I am slightly puzzled by Exercise 22 in Berlinet, Thomas-Agnan. It states
Prove that a function $f$ belongs to $\mathcal{H}_K$ if and only if there exists a constant $C$ such that for all $s$ and $t$ in $E$, $f(s)f(t)\leq C^2 K(s,t)$ and the minimum of such $C$ coincides with $|| f||_K$.
What is wrong with the following simple counterexample?
Let $E=\{1, 2\}$, $\mathcal{H}_K$ be $\mathbb{R}^2=\{f\,|f:E\rightarrow \mathbb{R}\}$ with $K(i,j)=\delta_{ij}$ the standard scalar product. Choose the function such that $f(1)=f(2)=1$. Then $f\in\mathcal{H}_K$ but since $f(1)f(2)=1$ and $K(1,2)=<e_1,e_2>=0$ the required inequality cannot hold!?
The inequality should be taken as a kernel inequality, that is, there exist a constant $C > 0$ such that $C^2K(s, t) - f(s)(t)$ is a kernel.
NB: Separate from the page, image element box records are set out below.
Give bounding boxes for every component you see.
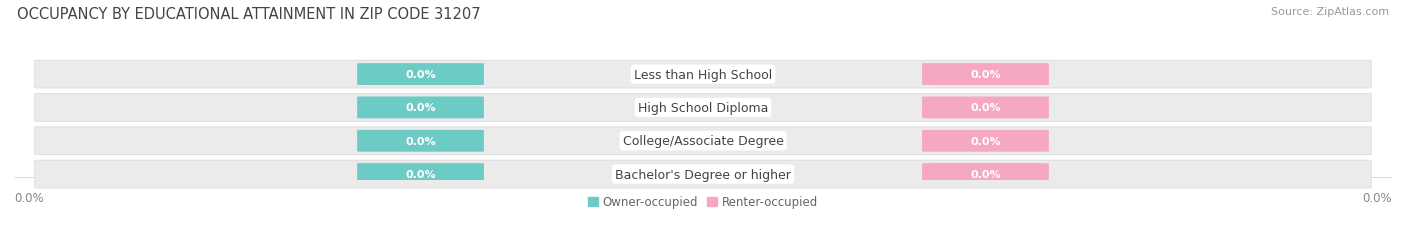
Text: College/Associate Degree: College/Associate Degree (623, 135, 783, 148)
FancyBboxPatch shape (357, 163, 484, 185)
FancyBboxPatch shape (357, 97, 484, 119)
FancyBboxPatch shape (922, 130, 1049, 152)
FancyBboxPatch shape (922, 64, 1049, 86)
Text: 0.0%: 0.0% (1362, 191, 1392, 204)
Text: Bachelor's Degree or higher: Bachelor's Degree or higher (614, 168, 792, 181)
Text: 0.0%: 0.0% (970, 103, 1001, 113)
Text: 0.0%: 0.0% (405, 70, 436, 80)
Text: High School Diploma: High School Diploma (638, 101, 768, 114)
FancyBboxPatch shape (35, 127, 1371, 155)
Text: 0.0%: 0.0% (970, 70, 1001, 80)
FancyBboxPatch shape (357, 64, 484, 86)
FancyBboxPatch shape (35, 94, 1371, 122)
FancyBboxPatch shape (922, 163, 1049, 185)
FancyBboxPatch shape (357, 130, 484, 152)
Text: 0.0%: 0.0% (970, 169, 1001, 179)
Text: 0.0%: 0.0% (14, 191, 44, 204)
Text: Less than High School: Less than High School (634, 68, 772, 81)
FancyBboxPatch shape (922, 97, 1049, 119)
Text: 0.0%: 0.0% (405, 136, 436, 146)
Text: Source: ZipAtlas.com: Source: ZipAtlas.com (1271, 7, 1389, 17)
Text: 0.0%: 0.0% (405, 103, 436, 113)
FancyBboxPatch shape (35, 61, 1371, 89)
Legend: Owner-occupied, Renter-occupied: Owner-occupied, Renter-occupied (583, 191, 823, 213)
Text: 0.0%: 0.0% (970, 136, 1001, 146)
FancyBboxPatch shape (35, 161, 1371, 188)
Text: 0.0%: 0.0% (405, 169, 436, 179)
Text: OCCUPANCY BY EDUCATIONAL ATTAINMENT IN ZIP CODE 31207: OCCUPANCY BY EDUCATIONAL ATTAINMENT IN Z… (17, 7, 481, 22)
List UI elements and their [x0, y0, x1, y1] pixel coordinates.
In your example $K$ would be the $2\times2$ identity matrix and $f(s)f(t)$ would generate the matrix $$ \begin{bmatrix} 1 & 1 \\ 1 & 1 \end{bmatrix}. $$ Taking, for example, $C = \sqrt2$, we obtain $$ C^2K(s, t) - f(s)f(t) = \begin{bmatrix} 2 & 0 \\ 0 & 2 \end{bmatrix} - \begin{bmatrix} 1 & 1 \\ 1 & 1 \end{bmatrix} = \begin{bmatrix} 1 & -1 \\ -1 & 1 \end{bmatrix}. $$ This is positive semi-definite since its sub-determinants are $1$ and $0$. Moreover this is the least such $C$ therefore the norm of $f$ is $\sqrt2$, which can also be computed directly.